The European Central Bank should raise interest rates by 75 basis points at both of its upcoming meetings this year, then needs to discuss shrinking its balance sheet in 2023 as inflation is far too high, ECB policymaker Bostjan Vasle said.

Moving slowly initially then picking up pace in recent months, the ECB has been unwinding policy support all year and lifted rates by a combined 125 basis points at its past two meetings, the fastest pace of policy tightening on record.

Its 0.75% deposit rate is still low enough to stimulate growth, however, and needs to be jacked up to levels where it starts putting the brake on the economy, Vasle, Slovenia’s central bank chief, told Reuters in an interview on the sidelines of the International Monetary Fund and World Bank annual meetings.

“Given both headline and core inflation dynamics, I think we will continue with interest rates increases at our next two meetings,” he said. “I think that our most recent pace for hikes is also appropriate at our next two meetings.”

When asked if he meant 75 basis points, Vasle, considered a hawk on the 25-member Governing Council, said “I think so.”

The core of the problem is that inflation is now running at 10%, five times the ECB’s target, and will stay above 2% through 2024, raising the risk it gets entrenched at a higher level.

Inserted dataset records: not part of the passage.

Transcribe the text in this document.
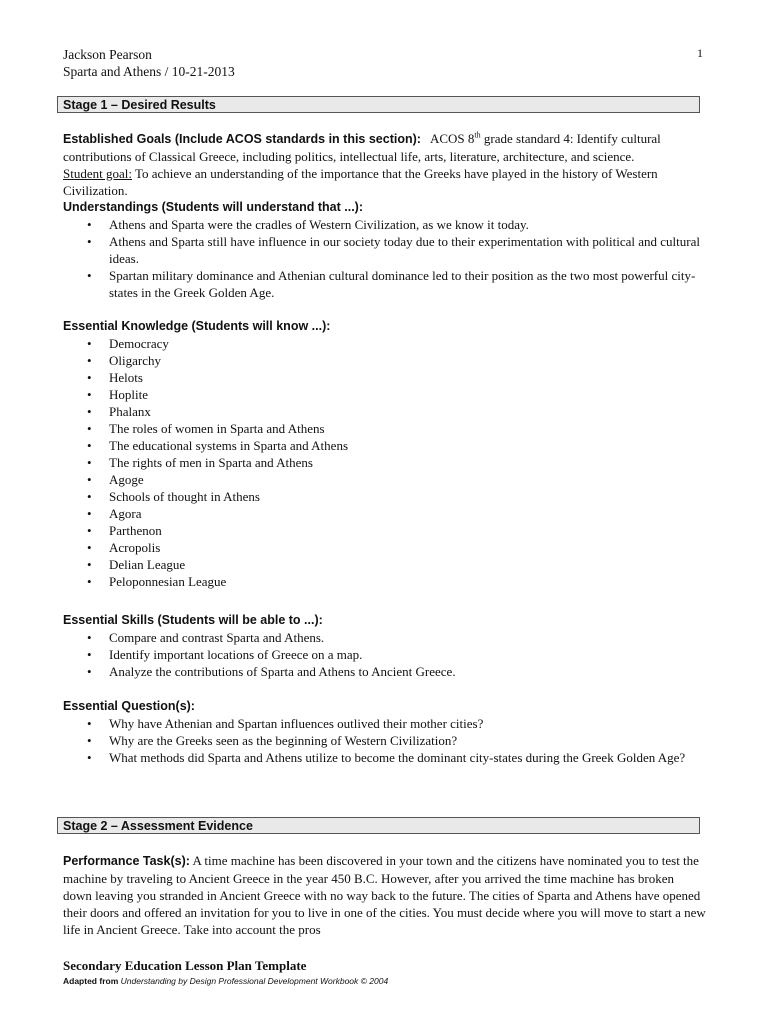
Jackson Pearson
Sparta and Athens / 10-21-2013
1
Stage 1 – Desired Results
Established Goals (Include ACOS standards in this section): ACOS 8th grade standard 4: Identify cultural contributions of Classical Greece, including politics, intellectual life, arts, literature, architecture, and science.
Student goal: To achieve an understanding of the importance that the Greeks have played in the history of Western Civilization.
Understandings (Students will understand that ...):
• Athens and Sparta were the cradles of Western Civilization, as we know it today.
• Athens and Sparta still have influence in our society today due to their experimentation with political and cultural ideas.
• Spartan military dominance and Athenian cultural dominance led to their position as the two most powerful city-states in the Greek Golden Age.
Essential Knowledge (Students will know ...):
• Democracy
• Oligarchy
• Helots
• Hoplite
• Phalanx
• The roles of women in Sparta and Athens
• The educational systems in Sparta and Athens
• The rights of men in Sparta and Athens
• Agoge
• Schools of thought in Athens
• Agora
• Parthenon
• Acropolis
• Delian League
• Peloponnesian League
Essential Skills (Students will be able to ...):
• Compare and contrast Sparta and Athens.
• Identify important locations of Greece on a map.
• Analyze the contributions of Sparta and Athens to Ancient Greece.
Essential Question(s):
• Why have Athenian and Spartan influences outlived their mother cities?
• Why are the Greeks seen as the beginning of Western Civilization?
• What methods did Sparta and Athens utilize to become the dominant city-states during the Greek Golden Age?
Stage 2 – Assessment Evidence
Performance Task(s): A time machine has been discovered in your town and the citizens have nominated you to test the machine by traveling to Ancient Greece in the year 450 B.C. However, after you arrived the time machine has broken down leaving you stranded in Ancient Greece with no way back to the future. The cities of Sparta and Athens have opened their doors and offered an invitation for you to live in one of the cities. You must decide where you will move to start a new life in Ancient Greece. Take into account the pros
Secondary Education Lesson Plan Template
Adapted from Understanding by Design Professional Development Workbook © 2004
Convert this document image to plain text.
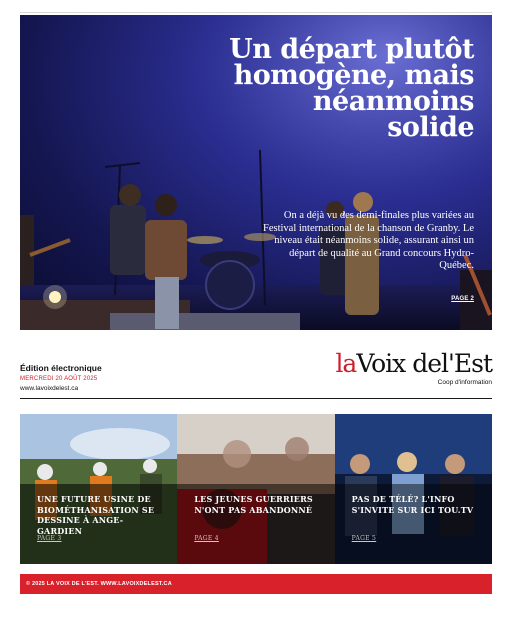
Un départ plutôt homogène, mais néanmoins solide
On a déjà vu des demi-finales plus variées au Festival international de la chanson de Granby. Le niveau était néanmoins solide, assurant ainsi un départ de qualité au Grand concours Hydro-Québec.
PAGE 2
Édition électronique
MERCREDI 20 AOÛT 2025
www.lavoixdelest.ca
laVoix del'Est
Coop d'information
UNE FUTURE USINE DE BIOMÉTHANISATION SE DESSINE À ANGE-GARDIEN
PAGE 3
LES JEUNES GUERRIERS N'ONT PAS ABANDONNÉ
PAGE 4
PAS DE TÉLÉ? L'INFO S'INVITE SUR ICI TOU.TV
PAGE 5
© 2025 LA VOIX DE L'EST. WWW.LAVOIXDELEST.CA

ECB policymakers have said that the first goal is to reach the “neutral” level for rates, where the bank is neither stimulating nor holding back growth.

This is seen somewhere between 1.5% and 2% but Vasle said that alone will not be enough to tame inflation, even if the bloc were to suffer a recession this winter.

“I’m of the opinion that we will have to go above the neutral level in order to calm inflation pressures, which are currently in the pipeline,” Vasle said.

Once the neutral rate is hit around the turn of the year, the ECB should also start discussing how to reduce its close to 9 trillion euro ($8.76 trillion) balance sheet after the bank bought nearly 5 trillion euros worth of public and private bonds.

While it does not add more bonds to its portfolio, cash from maturing debt is still being reinvested back into the market, including in the 3.3 trillion euro Asset Purchase Programme.

“After reaching the neutral level, I think it would be an appropriate time to start discussing options for the reversal of the Asset Purchase Programme,” Vasle said.

Such reversal is often referred to as “quantitative tightening”, or QT.

“Most probably 2023 will be the appropriate time for discussion and decisions regarding the APP.”

However, reivnvestments in a smaller Pandemic Emergency Purchase Programme, set to run through 2024, should continue as planned, Vasle added.

While an inflation peak may be close if there are no additional shocks from Russia’s invasion of Ukraine, the retreat will be quite slow initially, Vasle said.

“At the moment inflation expectations are still well anchored but there are serious risks that this will not remain the case if we do not react decisively,” Vasle said.